Unser Körpersinn spielt eine entscheidende Rolle in unserem Leben

Sehen, Hören, Riechen, Tasten, Schmecken – jeder kennt die 5 Sinne des Menschen. Der Körpersinn dagegen ist weitgehend unbekannt. Denn nur selten wird uns bewusst, mit welcher Macht er unser Leben regiert. Ohne den Körpersinn könnten wir weder geschmeidig gehen noch Fahrrad fahren, weder Sport treiben noch im Dunkeln hantieren oder gut kommunizieren. Mit ihm spüren wir, wie der Sessel, auf dem wir sitzen, geformt ist. Wir können schätzen, wie viel noch in einer Flasche ist, wenn wir sie anheben und etwas schwenken.

Dieser Sinn informiert uns über Masseverteilung, Schwerpunkt und Balance, darüber, welche Wirkung welche Kräfte auf Bewegungen haben. Mit seiner Hilfe können wir  Werkzeuge wie Messer und Gabel, Hammer oder Schere, sogar das Auto zu Körperteilen werden lassen.

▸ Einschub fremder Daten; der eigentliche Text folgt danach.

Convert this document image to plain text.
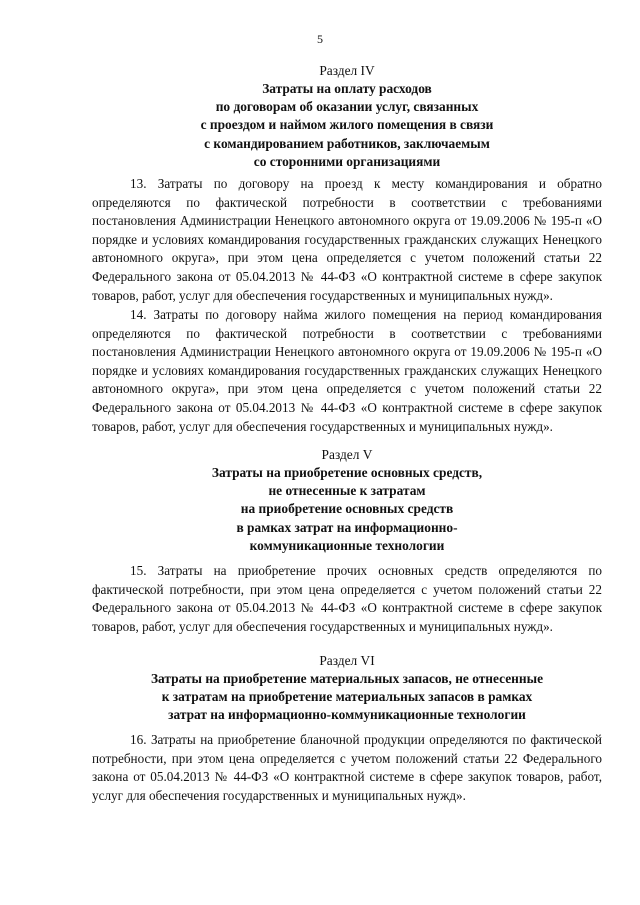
5
Раздел IV
Затраты на оплату расходов
по договорам об оказании услуг, связанных
с проездом и наймом жилого помещения в связи
с командированием работников, заключаемым
со сторонними организациями

13. Затраты по договору на проезд к месту командирования и обратно определяются по фактической потребности в соответствии с требованиями постановления Администрации Ненецкого автономного округа от 19.09.2006 № 195-п «О порядке и условиях командирования государственных гражданских служащих Ненецкого автономного округа», при этом цена определяется с учетом положений статьи 22 Федерального закона от 05.04.2013 № 44-ФЗ «О контрактной системе в сфере закупок товаров, работ, услуг для обеспечения государственных и муниципальных нужд».

14. Затраты по договору найма жилого помещения на период командирования определяются по фактической потребности в соответствии с требованиями постановления Администрации Ненецкого автономного округа от 19.09.2006 № 195-п «О порядке и условиях командирования государственных гражданских служащих Ненецкого автономного округа», при этом цена определяется с учетом положений статьи 22 Федерального закона от 05.04.2013 № 44-ФЗ «О контрактной системе в сфере закупок товаров, работ, услуг для обеспечения государственных и муниципальных нужд».

Раздел V
Затраты на приобретение основных средств,
не отнесенные к затратам
на приобретение основных средств
в рамках затрат на информационно-
коммуникационные технологии

15. Затраты на приобретение прочих основных средств определяются по фактической потребности, при этом цена определяется с учетом положений статьи 22 Федерального закона от 05.04.2013 № 44-ФЗ «О контрактной системе в сфере закупок товаров, работ, услуг для обеспечения государственных и муниципальных нужд».

Раздел VI
Затраты на приобретение материальных запасов, не отнесенные
к затратам на приобретение материальных запасов в рамках
затрат на информационно-коммуникационные технологии

16. Затраты на приобретение бланочной продукции определяются по фактической потребности, при этом цена определяется с учетом положений статьи 22 Федерального закона от 05.04.2013 № 44-ФЗ «О контрактной системе в сфере закупок товаров, работ, услуг для обеспечения государственных и муниципальных нужд».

Anders als beim Riechen oder Hören hat der Körpersinn kein spezifisches Organ. Wir nehmen den Körper und seine Haltung mit mehreren Teilsinnen wahr: Mit dem Tastgefühl und dem Gleichgewichtssinn, vor allem aber mit sogenannten Tiefensensoren in Muskeln, Sehnen und Gelenken. Diese winzigen Messstationen informieren unser Gehirn dauernd über Stellung, Spannkraft und Bewegung der Körperteile. In den Armen, im Rumpf und den Beinen dominieren sie den Körpersinn. Das Gefühl für die Hände – sie sind beim Menschen besonders hoch entwickelt – entsteht dagegen gleichermaßen aus Tiefen- und Tastsinn.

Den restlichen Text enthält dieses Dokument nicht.